WMRT
- Marietta, Ohio; United States;
- Broadcast area: Parkersburg-Marietta
- Frequency: 88.3 MHz

Programming
- Format: Classical, jazz

Ownership
- Owner: Marietta College
- Sister stations: WCMO-LP

History
- First air date: November 17, 1975
- Call sign meaning: "Marietta"

Technical information
- Licensing authority: FCC
- Facility ID: 40117
- Class: B1
- ERP: 9,200 watts
- HAAT: 62 meters
- Transmitter coordinates: 39°25′07″N 81°26′32″W﻿ / ﻿39.41861°N 81.44222°W

Links
- Public license information: Public file; LMS;
- Webcast: Listen live
- Website: www.marietta.edu/student-media-wmrtfm

= WMRT =

Radio station at Marietta College in Marietta, Ohio

WMRT (88.3 FM) is a radio station at Marietta College in Marietta, Ohio, United States, broadcasting a classical music and jazz music format. The station is one of two stations on the Marietta College campus; WMRT is managed by the college's communications department, while WCMO-LP 97.5 is student-oriented and student-led. WMRT went on the air in 1975 and has retained its format throughout its history.

==History==
The Federal Communications Commission (FCC) granted Marietta College a construction permit on January 31, 1974, to build a radio station broadcasting at 88.3 MHz. WMRT began broadcasting November 17, 1975. From the beginning, WMRT was designed to be more regional and public-oriented than the college's existing station, WCMO; its original lineup included classical, folk and jazz music programs. WCMO had been running much of this programming, but it broadcast with 10 watts, and the move freed that facility to become a student-led outlet in 1976. It also offered radio courses for distance learners. The station operated from the basement of Andrews Hall until the McKinney Media Center opened in 1984.

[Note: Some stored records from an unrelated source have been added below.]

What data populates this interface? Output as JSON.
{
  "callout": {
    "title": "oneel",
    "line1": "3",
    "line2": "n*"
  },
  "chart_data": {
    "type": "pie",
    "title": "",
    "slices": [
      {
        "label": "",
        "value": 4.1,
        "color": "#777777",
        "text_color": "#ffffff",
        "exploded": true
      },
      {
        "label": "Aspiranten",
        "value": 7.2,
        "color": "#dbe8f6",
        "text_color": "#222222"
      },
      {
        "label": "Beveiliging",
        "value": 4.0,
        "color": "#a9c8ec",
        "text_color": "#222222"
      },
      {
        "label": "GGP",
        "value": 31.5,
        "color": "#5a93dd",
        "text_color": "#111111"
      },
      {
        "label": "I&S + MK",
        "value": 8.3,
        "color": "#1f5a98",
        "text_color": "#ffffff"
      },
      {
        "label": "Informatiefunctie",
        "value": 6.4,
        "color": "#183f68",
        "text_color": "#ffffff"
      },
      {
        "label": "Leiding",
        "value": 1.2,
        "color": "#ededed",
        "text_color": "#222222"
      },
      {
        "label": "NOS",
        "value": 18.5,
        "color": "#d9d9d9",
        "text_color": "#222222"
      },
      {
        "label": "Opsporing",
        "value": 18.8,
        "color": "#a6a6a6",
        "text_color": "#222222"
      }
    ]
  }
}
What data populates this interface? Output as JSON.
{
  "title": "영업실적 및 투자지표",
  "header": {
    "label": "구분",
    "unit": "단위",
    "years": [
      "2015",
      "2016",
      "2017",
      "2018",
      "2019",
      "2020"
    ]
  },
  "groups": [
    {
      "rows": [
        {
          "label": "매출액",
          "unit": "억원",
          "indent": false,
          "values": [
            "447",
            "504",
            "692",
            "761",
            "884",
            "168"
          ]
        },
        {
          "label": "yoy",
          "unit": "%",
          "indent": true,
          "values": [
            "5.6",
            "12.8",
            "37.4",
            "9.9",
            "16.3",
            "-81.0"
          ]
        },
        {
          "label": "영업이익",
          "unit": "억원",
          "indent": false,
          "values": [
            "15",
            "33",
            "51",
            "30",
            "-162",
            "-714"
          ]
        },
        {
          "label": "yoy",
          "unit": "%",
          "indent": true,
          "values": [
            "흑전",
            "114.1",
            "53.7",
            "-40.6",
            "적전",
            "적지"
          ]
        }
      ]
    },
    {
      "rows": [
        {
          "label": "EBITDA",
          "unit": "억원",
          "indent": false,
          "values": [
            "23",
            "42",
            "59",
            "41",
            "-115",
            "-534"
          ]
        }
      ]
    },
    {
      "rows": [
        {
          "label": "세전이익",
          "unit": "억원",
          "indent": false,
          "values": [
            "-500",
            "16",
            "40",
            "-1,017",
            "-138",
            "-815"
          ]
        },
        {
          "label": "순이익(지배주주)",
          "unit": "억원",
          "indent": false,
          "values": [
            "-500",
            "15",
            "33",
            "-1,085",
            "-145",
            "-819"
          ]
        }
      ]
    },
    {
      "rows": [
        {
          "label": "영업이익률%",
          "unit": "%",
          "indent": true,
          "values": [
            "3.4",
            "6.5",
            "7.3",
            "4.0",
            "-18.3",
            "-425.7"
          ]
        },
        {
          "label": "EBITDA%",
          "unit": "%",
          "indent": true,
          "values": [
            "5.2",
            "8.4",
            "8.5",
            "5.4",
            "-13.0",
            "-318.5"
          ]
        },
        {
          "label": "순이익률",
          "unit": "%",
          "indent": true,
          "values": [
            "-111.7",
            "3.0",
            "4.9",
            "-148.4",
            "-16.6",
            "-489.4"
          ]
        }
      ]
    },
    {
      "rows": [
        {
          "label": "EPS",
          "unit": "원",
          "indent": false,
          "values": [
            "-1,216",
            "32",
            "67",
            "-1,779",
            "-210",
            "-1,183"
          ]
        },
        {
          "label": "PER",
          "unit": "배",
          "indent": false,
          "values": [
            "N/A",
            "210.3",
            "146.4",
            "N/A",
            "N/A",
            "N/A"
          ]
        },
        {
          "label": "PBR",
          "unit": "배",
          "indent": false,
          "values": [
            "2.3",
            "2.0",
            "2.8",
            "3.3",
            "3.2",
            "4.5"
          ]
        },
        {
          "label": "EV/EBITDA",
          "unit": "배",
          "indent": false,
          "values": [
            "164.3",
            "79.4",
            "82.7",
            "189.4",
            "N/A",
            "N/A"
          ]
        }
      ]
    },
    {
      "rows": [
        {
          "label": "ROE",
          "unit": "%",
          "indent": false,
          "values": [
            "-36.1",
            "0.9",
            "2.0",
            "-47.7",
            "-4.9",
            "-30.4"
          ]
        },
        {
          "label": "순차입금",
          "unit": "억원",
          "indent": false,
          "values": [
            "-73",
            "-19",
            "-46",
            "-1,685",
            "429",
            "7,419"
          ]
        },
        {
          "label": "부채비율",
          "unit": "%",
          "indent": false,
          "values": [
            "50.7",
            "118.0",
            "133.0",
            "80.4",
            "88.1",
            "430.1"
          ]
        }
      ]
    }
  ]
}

In 1997, WMRT debuted local news broadcasts produced by journalism and radio production students. Two years later, the station was upgraded with the installation of an automation system, making operation more efficient and less staff-intensive. For a time beginning in December 2004, Fine Arts Radio rebroadcast WMRT to the Athens area on a translator. This filled a void in that area created when WOUB-FM dropped classical music earlier that year. The McKinney Media Center studios were renovated in 2017.

Though WMRT airs some student-produced programming, most of its output comes from the WFMT Radio Network as well as the Metropolitan Opera and public radio distributor PRX. Seven Ranges Radio Company, owner of commercial station WVVV in the Parkersburg–Marietta area, provides engineering and automation support services for WMRT and built its studio facilities.